The Theory, Performance, and Limitations of Generic Recovery
Dave Lowell
Compaq Western Research Lab
Dealing with failures by the hardware, OS, or application is unpleasant
for both the user and programmer. As a result, the lure of operating
systems that transparently handle all failures is quite powerful. In this
talk, I will explore the OS abstraction of "failure transparency" in which
the OS generates the illusion of failure-free operation. To provide this
illusion, the operating system must handle all hardware, software, and
application failures to keep them from affecting what the user sees.
Furthermore, the OS must do so without help from the programmer and
without unduly slowing failure-free operation.

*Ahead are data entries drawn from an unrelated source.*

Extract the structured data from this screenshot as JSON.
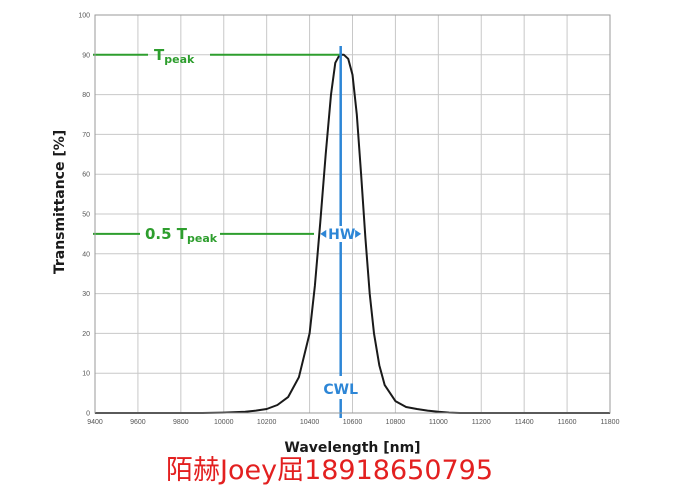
{
  "chart_data": {
    "type": "line",
    "xlabel": "Wavelength [nm]",
    "ylabel": "Transmittance [%]",
    "xlim": [
      9400,
      11800
    ],
    "ylim": [
      0,
      100
    ],
    "x_ticks": [
      9400,
      9600,
      9800,
      10000,
      10200,
      10400,
      10600,
      10800,
      11000,
      11200,
      11400,
      11600,
      11800
    ],
    "y_ticks": [
      0,
      10,
      20,
      30,
      40,
      50,
      60,
      70,
      80,
      90,
      100
    ],
    "grid": true,
    "series": [
      {
        "color": "#1a1a1a",
        "x": [
          9400,
          9500,
          9600,
          9700,
          9800,
          9900,
          10000,
          10100,
          10150,
          10200,
          10250,
          10300,
          10350,
          10400,
          10425,
          10450,
          10475,
          10500,
          10520,
          10540,
          10560,
          10580,
          10600,
          10620,
          10640,
          10660,
          10680,
          10700,
          10725,
          10750,
          10800,
          10850,
          10900,
          10950,
          11000,
          11050,
          11100,
          11200,
          11300,
          11400,
          11500,
          11600,
          11700,
          11800
        ],
        "y": [
          0,
          0,
          0,
          0,
          0,
          0,
          0.1,
          0.3,
          0.6,
          1,
          2,
          4,
          9,
          20,
          32,
          48,
          65,
          80,
          88,
          90,
          90,
          89,
          85,
          75,
          60,
          44,
          30,
          20,
          12,
          7,
          3,
          1.5,
          1,
          0.6,
          0.3,
          0.1,
          0,
          0,
          0,
          0,
          0,
          0,
          0,
          0
        ]
      }
    ],
    "annotations": {
      "t_peak": {
        "text": "T",
        "sub": "peak",
        "y": 90
      },
      "half_peak": {
        "text": "0.5 T",
        "sub": "peak",
        "y": 45
      },
      "hw": {
        "text": "HW",
        "x_from": 10445,
        "x_to": 10645,
        "y": 45
      },
      "cwl": {
        "text": "CWL",
        "x": 10545
      }
    },
    "colors": {
      "annotation_green": "#2e9e2e",
      "annotation_blue": "#2d86d6",
      "curve": "#1a1a1a",
      "grid": "#c8c8c8"
    }
  },
  "watermark": "陌赫Joey屈18918650795"
}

During my exploration of
failure transparency, I will describe a theory of recovery that yields the
two fundamental invariants at work behind transparent, application-generic
recovery. The "Save-work" invariant governs when an application must
preserve its work in order to conceal failures from users. For failures
that affect application state, the "Lose-work" invariant governs how much
work the application must lose to avoid failing again during recovery. I
will present experiments showing that real applications can get failure
transparency in the presence of stop failures with overhead of 0-12%. I
will also describe less encouraging experiments that suggest applications
may violate one invariant while upholding the other in 90% of application
faults, and 3-15% of OS faults, rendering failure transparency impossible
for these cases.